A secondary motivator for this change project stems from what I have heard other educators in my school say about how they plan to “handle” the 90 minute block. I’ve heard, “they can just complete their homework in school now”, “I will just squeeze two of last year’s classes into one” and this concerns me deeply. I fear that our students will need to endure and survive 90 minute classes due to the lack of education about this new block schedule and how it will impact learning at our school. In August, I will provide professional development to the faculty and included in my technology development, I will offer this digital agenda template to my colleagues as a way to organize their work with students and invite them to wonder why they teach and what they believe about how students learn. It is my hope that this digital structure can become a foundation for other educators to make it their own and to reflect what they want to make time for in support of their own subject areas, beliefs about how students learn and create an empowering education model that reflects the role that media and technology will play in their own 90 minute classrooms.
Wow!!! I love the way that you have used the google template to organize a 90 minute class.

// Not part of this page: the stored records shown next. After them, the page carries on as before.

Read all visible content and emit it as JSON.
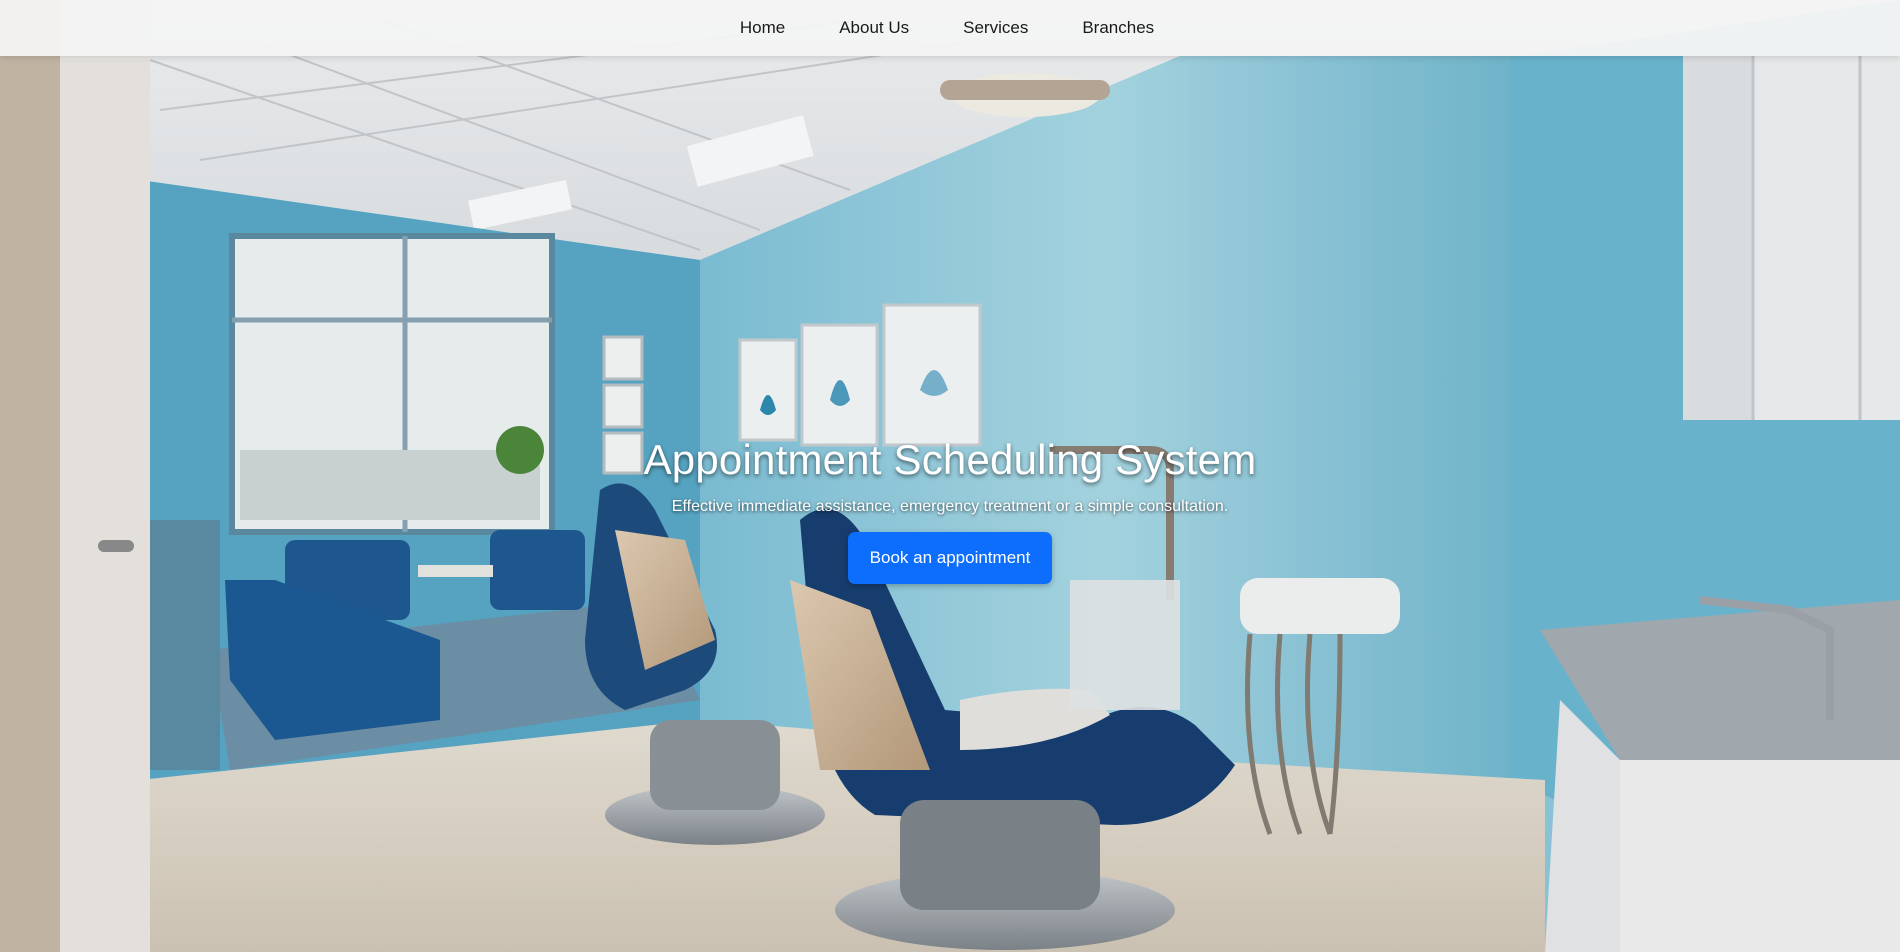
{
  "nav": {
    "items": [
      {
        "label": "Home"
      },
      {
        "label": "About Us"
      },
      {
        "label": "Services"
      },
      {
        "label": "Branches"
      }
    ]
  },
  "hero": {
    "title": "Appointment Scheduling System",
    "subtitle": "Effective immediate assistance, emergency treatment or a simple consultation.",
    "cta_label": "Book an appointment"
  },
  "colors": {
    "accent": "#0d6efd",
    "wall": "#8fc9dc",
    "nav_bg": "#f4f4f4"
  }
}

I think it perfectly addresses your concern about keeping students engaged for the longer period of time. It looks like the class will fly by! With ample opportunity for community connection and inner reflection. I am also really impressed that your plan involves not only teaching your students, but your fellow teachers as well. The fact that you saw an issue with the way some teachers were planning on utilizing the extra time and are taking it upon yourself to offer them an alternative that will better serve their students is truly fantastic, and clearly one of the many things that make you a great teacher. Best of luck!!
ReplyDeleteI love how you contextualize and frame your new idea, Kimberly! Can't wait to see how this works for you and your students.